The two top candidates in Guatemala’s presidential race are headed for a runoff after tallies Monday revealed neither had secured enough votes to win the election. Otto Perez Molina, a retired army general who pledged to take a tough stand on crime, garnered the most votes in Sunday’s elections.
With almost all of the ballots counted Monday night, Perez Molina had 36% of votes — far short of the more than 50% needed to win outright. His closest competitor, businessman Manuel Baldizon, had 23% of votes, said Guatemala’s election authority.
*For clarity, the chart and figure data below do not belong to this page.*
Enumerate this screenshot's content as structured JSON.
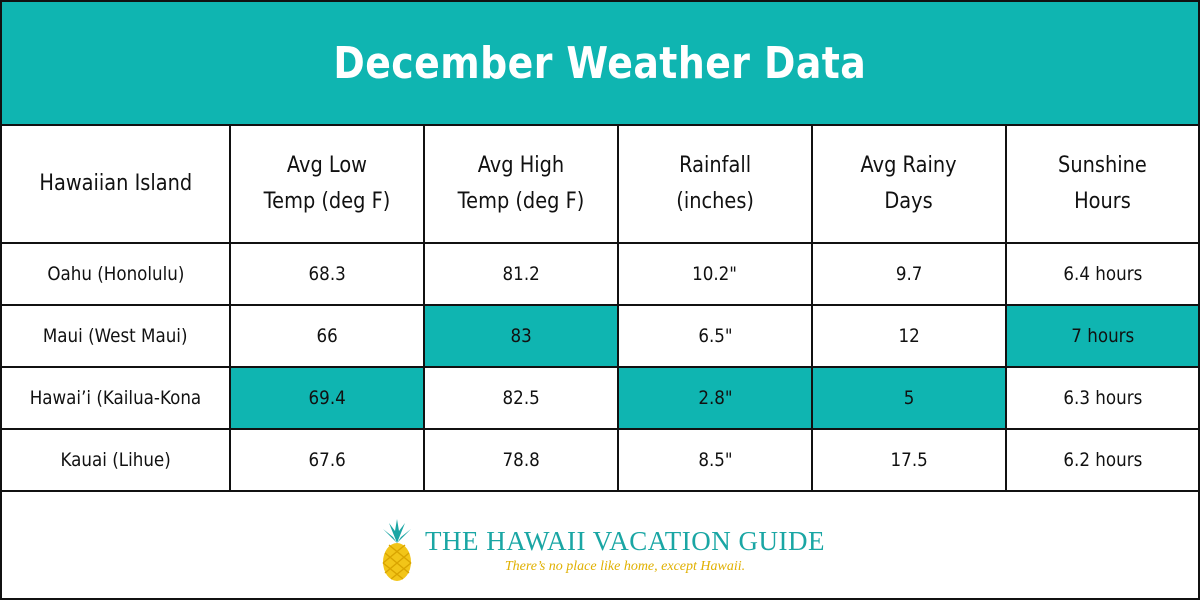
{
  "title": "December Weather Data",
  "colors": {
    "accent": "#0fb5b1",
    "tagline": "#e0b000",
    "border": "#111111"
  },
  "table": {
    "headers": [
      "Hawaiian Island",
      "Avg Low\nTemp (deg F)",
      "Avg High\nTemp (deg F)",
      "Rainfall\n(inches)",
      "Avg Rainy\nDays",
      "Sunshine\nHours"
    ],
    "rows": [
      {
        "island": "Oahu (Honolulu)",
        "low": "68.3",
        "high": "81.2",
        "rain": "10.2\"",
        "days": "9.7",
        "sun": "6.4 hours"
      },
      {
        "island": "Maui (West Maui)",
        "low": "66",
        "high": "83",
        "rain": "6.5\"",
        "days": "12",
        "sun": "7 hours"
      },
      {
        "island": "Hawai’i (Kailua-Kona",
        "low": "69.4",
        "high": "82.5",
        "rain": "2.8\"",
        "days": "5",
        "sun": "6.3 hours"
      },
      {
        "island": "Kauai (Lihue)",
        "low": "67.6",
        "high": "78.8",
        "rain": "8.5\"",
        "days": "17.5",
        "sun": "6.2 hours"
      }
    ],
    "highlighted_cells": [
      {
        "row": 1,
        "column": "high"
      },
      {
        "row": 1,
        "column": "sun"
      },
      {
        "row": 2,
        "column": "low"
      },
      {
        "row": 2,
        "column": "rain"
      },
      {
        "row": 2,
        "column": "days"
      }
    ]
  },
  "footer": {
    "logo_icon": "pineapple-icon",
    "brand": "THE HAWAII VACATION GUIDE",
    "tagline": "There’s no place like home, except Hawaii."
  }
}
Observers from the Organization of American States criticized Guatemalan election officials’ apparent disorganization and slow vote-counting after Sunday’s election, the state-run AGN news agency reported. The watchdogs said they hoped the process would improve in the second round of voting, scheduled for November 6.
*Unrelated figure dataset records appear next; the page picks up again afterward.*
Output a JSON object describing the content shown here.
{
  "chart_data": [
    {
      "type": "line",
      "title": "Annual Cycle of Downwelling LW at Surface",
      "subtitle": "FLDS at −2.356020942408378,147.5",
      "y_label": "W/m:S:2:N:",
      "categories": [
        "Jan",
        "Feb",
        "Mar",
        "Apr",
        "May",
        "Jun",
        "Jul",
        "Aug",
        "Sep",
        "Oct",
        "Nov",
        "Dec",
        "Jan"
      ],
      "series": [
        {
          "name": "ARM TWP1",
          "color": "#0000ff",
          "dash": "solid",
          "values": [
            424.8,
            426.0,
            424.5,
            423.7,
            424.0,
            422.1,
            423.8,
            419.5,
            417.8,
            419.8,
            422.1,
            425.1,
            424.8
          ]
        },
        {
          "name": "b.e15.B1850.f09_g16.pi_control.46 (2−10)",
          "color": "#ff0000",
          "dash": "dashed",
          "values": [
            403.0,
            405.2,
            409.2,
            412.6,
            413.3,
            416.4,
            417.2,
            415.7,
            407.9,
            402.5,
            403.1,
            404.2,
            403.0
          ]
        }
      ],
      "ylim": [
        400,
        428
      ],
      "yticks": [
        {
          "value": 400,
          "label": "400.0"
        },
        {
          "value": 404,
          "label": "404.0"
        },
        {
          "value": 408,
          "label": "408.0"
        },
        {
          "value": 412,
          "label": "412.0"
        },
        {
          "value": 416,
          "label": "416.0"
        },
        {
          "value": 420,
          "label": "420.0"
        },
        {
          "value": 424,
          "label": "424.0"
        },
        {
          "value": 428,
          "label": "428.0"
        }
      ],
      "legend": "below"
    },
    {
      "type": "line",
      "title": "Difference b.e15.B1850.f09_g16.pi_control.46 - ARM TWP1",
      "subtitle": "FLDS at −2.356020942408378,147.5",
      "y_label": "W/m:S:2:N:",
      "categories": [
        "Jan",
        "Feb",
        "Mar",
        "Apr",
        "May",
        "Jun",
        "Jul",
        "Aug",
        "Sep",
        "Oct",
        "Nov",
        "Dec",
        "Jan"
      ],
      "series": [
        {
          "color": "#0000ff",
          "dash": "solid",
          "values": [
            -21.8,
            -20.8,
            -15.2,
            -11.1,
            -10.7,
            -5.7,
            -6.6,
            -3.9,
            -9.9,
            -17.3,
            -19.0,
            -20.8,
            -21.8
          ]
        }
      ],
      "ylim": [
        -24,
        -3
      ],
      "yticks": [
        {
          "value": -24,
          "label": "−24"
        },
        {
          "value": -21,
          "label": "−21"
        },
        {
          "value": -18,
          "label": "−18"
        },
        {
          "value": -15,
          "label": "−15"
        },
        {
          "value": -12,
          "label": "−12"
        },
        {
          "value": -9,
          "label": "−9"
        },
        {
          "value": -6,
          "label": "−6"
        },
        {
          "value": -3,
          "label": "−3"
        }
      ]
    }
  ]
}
Dealing with widespread violence and the growing threat of organized crime figured heavily in the campaigns of all 10 candidates vying for the presidency.
Baldizon championed a crime-fighting plan called “Security Now!” Campaign posters for Perez Molina, who led in polls before Sunday’s election, featured a clenched fist. The 60-year-old retired general pledged to bring a “mano dura” — firm hand — to Guatemala’s highest office.
In a debate co-hosted by CNN en Español last month, Perez Molina called for “elite units of the army” to play a larger role in the nation’s battle against gangs and drug cartels.
But that proposed approach — and Perez Molina’s high rank in the military during Guatemala’s decades-long civil war — worries human rights groups both in Guatemala and abroad.